Another example of this is the long datatype. Historically, this type was supposed to be the longest integer representable by a register (I think). For example, on 16-bit Windows, it was 32-bit, while a normal integer was 16-bit (I may be wrong on this). On 64-bit architectures, long has typically been 64-bit while an integer is 32-bit. Using long, since it varies so wildly, is therefore generally a very bad idea unless there is a specific need for it.

Unfortunately, Microsoft decided to use long in many various structures and API calls, and ran into the problem that, on Win64, making it 64-bit would break much legacy code. So, the 64-bit Visual C compiler makes long a 32-bit type. This makes long an even worse type to use since its width of a register assumption is changed on Win64.

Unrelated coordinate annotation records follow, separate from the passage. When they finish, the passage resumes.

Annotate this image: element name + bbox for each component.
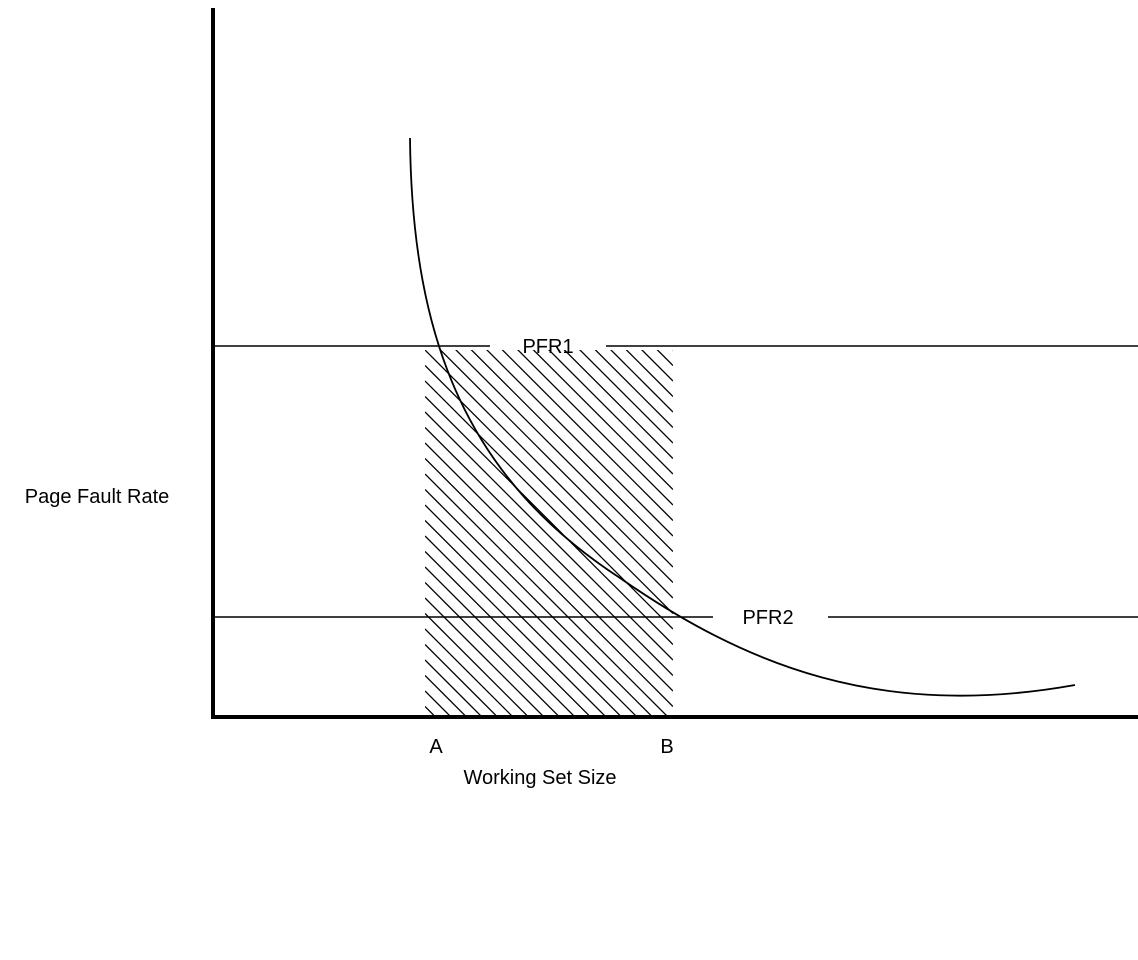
hatch-line (425, 411, 673, 661)
hatch-line (470, 350, 673, 552)
hatch-line (455, 350, 673, 568)
pfr2-label: PFR2 (742, 607, 793, 629)
hatch-line (425, 350, 673, 599)
hatch-line (672, 350, 673, 351)
hatch-line (425, 504, 638, 717)
hatch-line (425, 380, 673, 630)
hatch-line (425, 722, 673, 960)
hatch-line (425, 613, 530, 717)
hatch-line (425, 690, 452, 717)
hatch-line (517, 350, 673, 506)
hatch-line (579, 350, 673, 444)
hatch-line (425, 597, 545, 717)
hatch-line (594, 350, 673, 428)
hatch-line (656, 350, 673, 366)
marker-b-label: B (660, 736, 673, 758)
hatch-line (439, 350, 673, 583)
marker-a-label: A (429, 736, 443, 758)
hatch-line (425, 675, 468, 717)
hatch-line (563, 350, 673, 459)
hatch-line (425, 365, 673, 614)
hatch-line (425, 706, 437, 717)
hatch-line (425, 458, 673, 707)
hatch-line (425, 535, 607, 717)
pfr1-label: PFR1 (522, 336, 573, 358)
hatch-line (425, 659, 483, 717)
hatch-line (425, 566, 576, 717)
hatch-line (425, 473, 669, 717)
hatch-line (501, 350, 673, 521)
hatch-line (625, 350, 673, 397)
page-fault-curve (409, 137, 1076, 697)
hatch-line (425, 427, 673, 676)
hatch-line (486, 350, 673, 537)
hatch-line (425, 628, 514, 717)
hatch-line (425, 644, 499, 717)
hatch-line (548, 350, 673, 475)
hatch-line (425, 489, 654, 717)
hatch-line (425, 551, 592, 717)
x-axis-label: Working Set Size (463, 767, 616, 789)
hatch-line (425, 520, 623, 717)
y-axis-label: Page Fault Rate (25, 486, 170, 508)
hatch-line (532, 350, 673, 490)
hatch-line (425, 582, 561, 717)
hatch-line (425, 442, 673, 692)
hatched-region (425, 350, 673, 960)
hatch-line (610, 350, 673, 413)
hatch-line (425, 396, 673, 645)
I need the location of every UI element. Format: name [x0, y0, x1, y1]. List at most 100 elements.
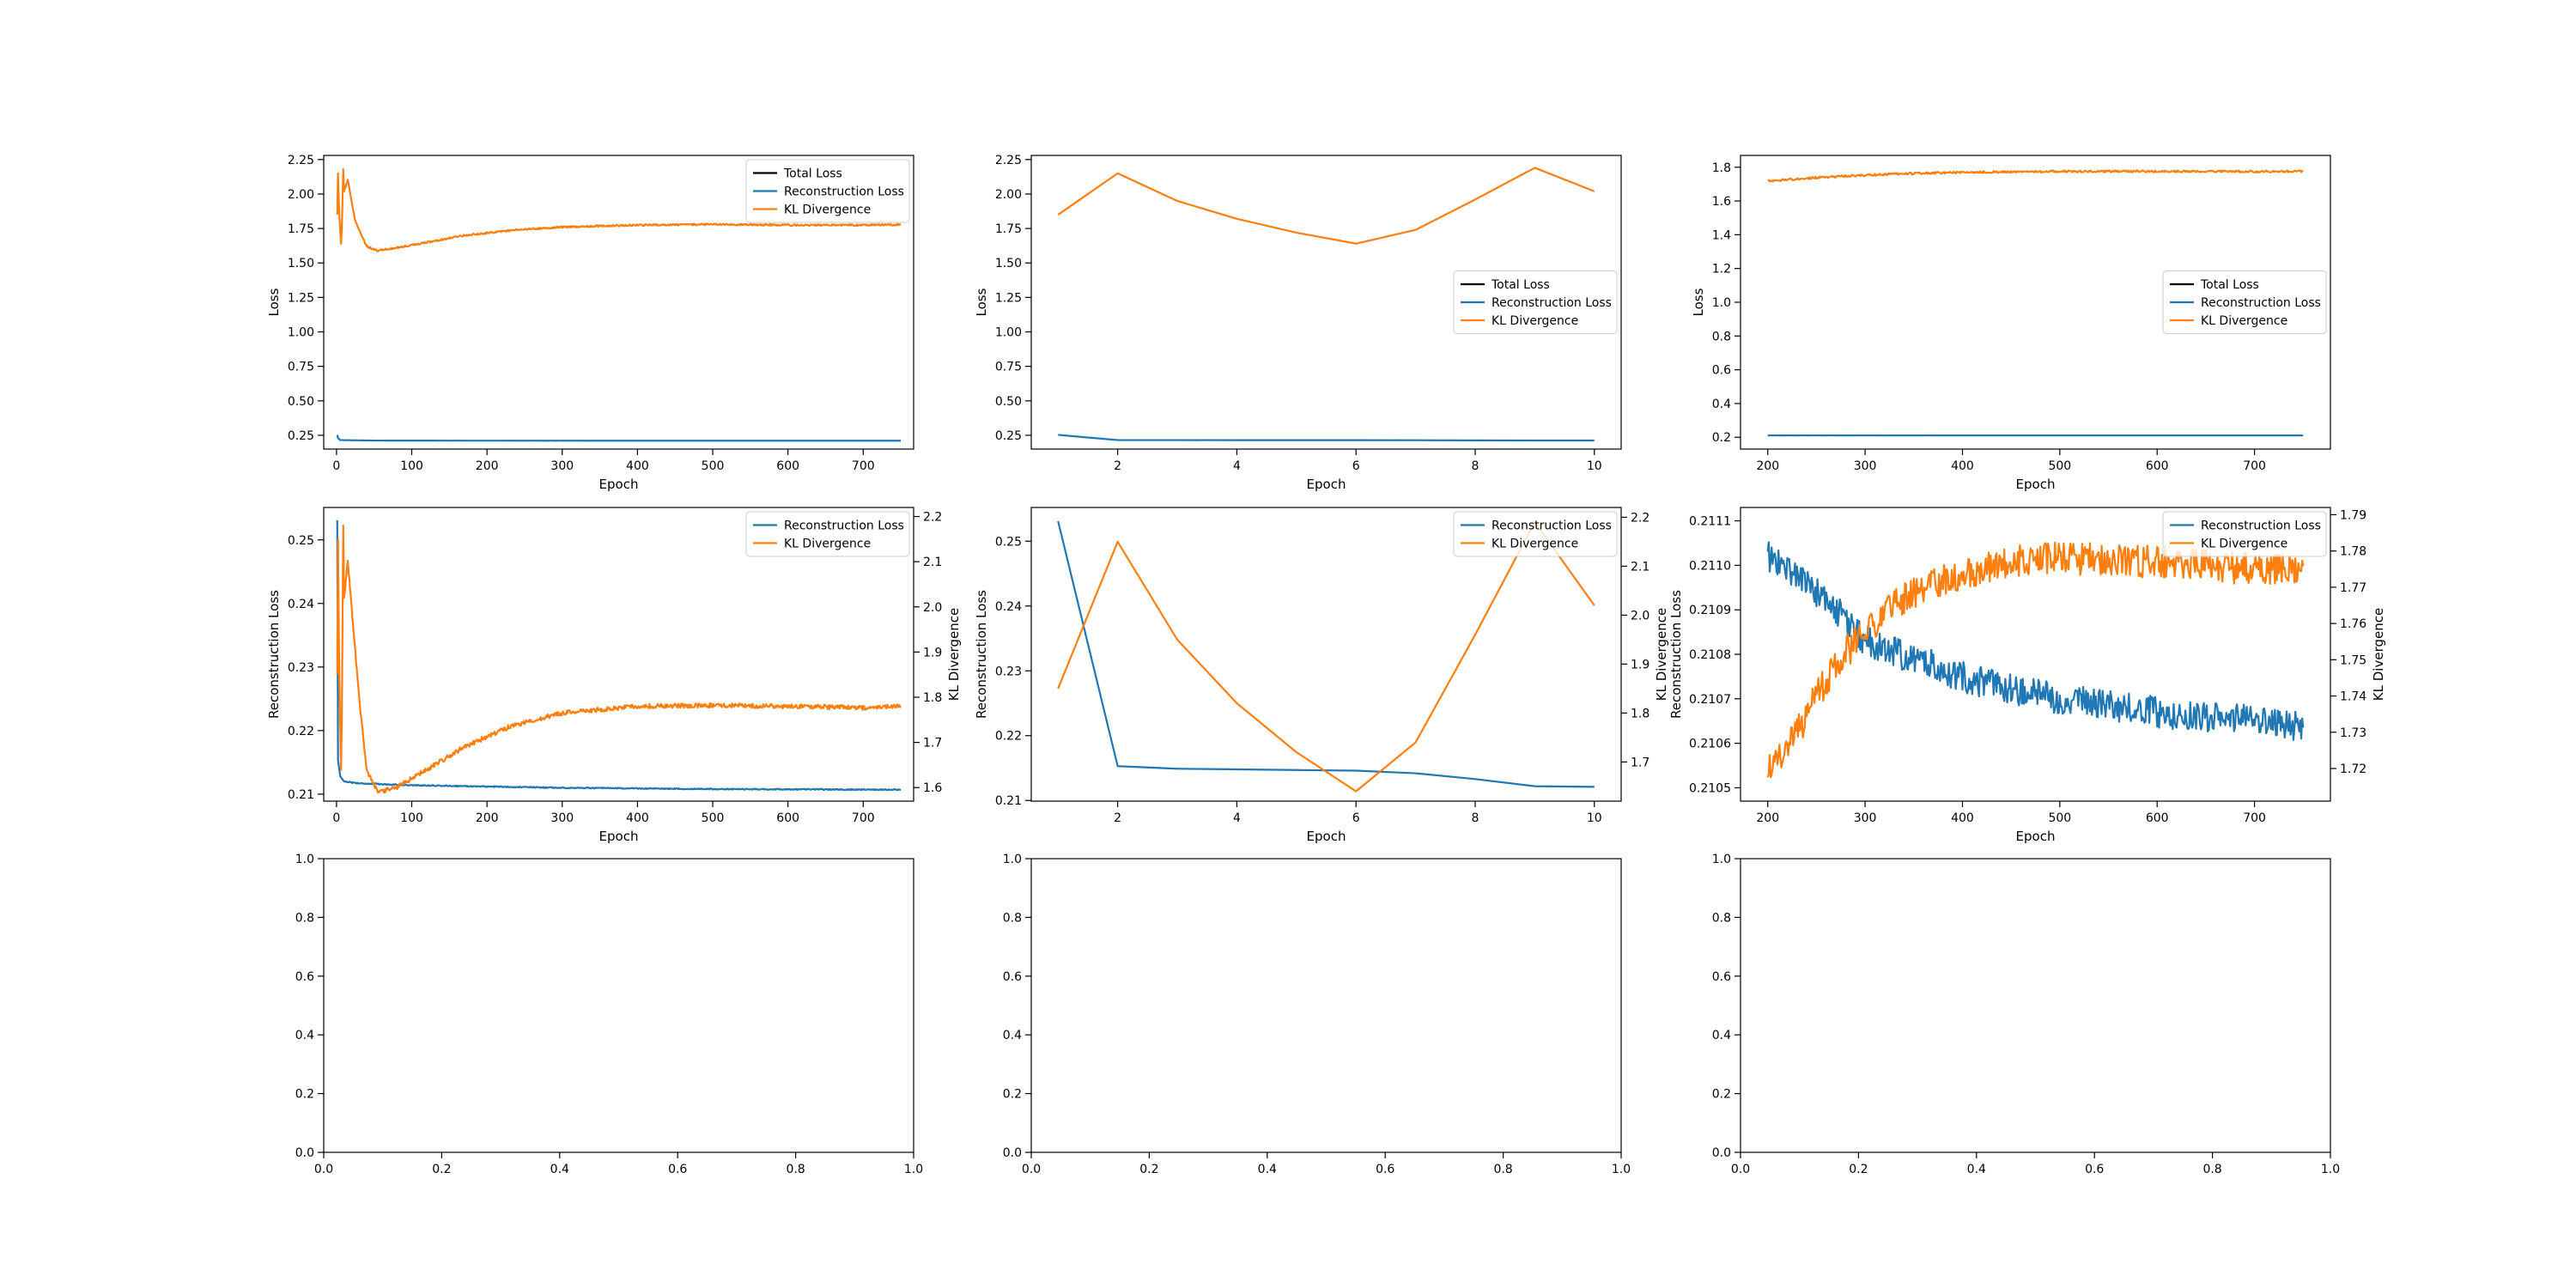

I have seen countless programs that ignore good typing practices and make themselves unportable (for no reason other than poor style) to other platforms. For the best portability, be proactive:

  • Use *int_Xt, for example, int8_t instead of char or BYTE when your intention is to store an 8-bit integer.
  • Use intptr_t for pointer math that requires using an integer.
  • Use size_t for counts that can’t go below 0. Don’t use int or DWORD when you mean something that might not be a signed 32-bit integer.
  • Avoid Microsoft typedefs unless you’re directly interacting with Windows API. They have no place in code that might run on other platforms.
  • Avoid long unless it’s part of an external API call.
  • Avoid time_t in binary formats (such as files or network code). On GCC/VS2k3, its size is equal to the processor bit width. On VS2k5, it is always 64-bit.

Examples of these mistakes:

long: A developer once gave me code to interact with his network application. The code compiled on my 64-bit server but failed to connect with his application. He had used long in a network structure assuming it would be 32-bit. long was doubly meaningless as it could be different on either end of the spectrum. Using int32_t in the specification would have solved that.

time_t: Someone in IRC asked me to make a reader for his binary file format, which involved a time_t field in a struct. On my 32-bit VS2k5 compiler, time_t was 64-bit, and I couldn’t read his file format at first. The specification should have either mentioned the compiler, mentioned that time_t had to be 32-bit, or it should have simply used a field guaranteed to be most portable (like int64_t).

All of these are general suggestions toward making applications more portable. As long as you know the exact meaning of your types, and you have fully documented the “indeterminate” cases in your API calls/structures/binary formats, it’s fine. But if you’re blindly using sketchy types out of laziness, you won’t regret taking the time to use better types. You gain both readability and portability by being explicit.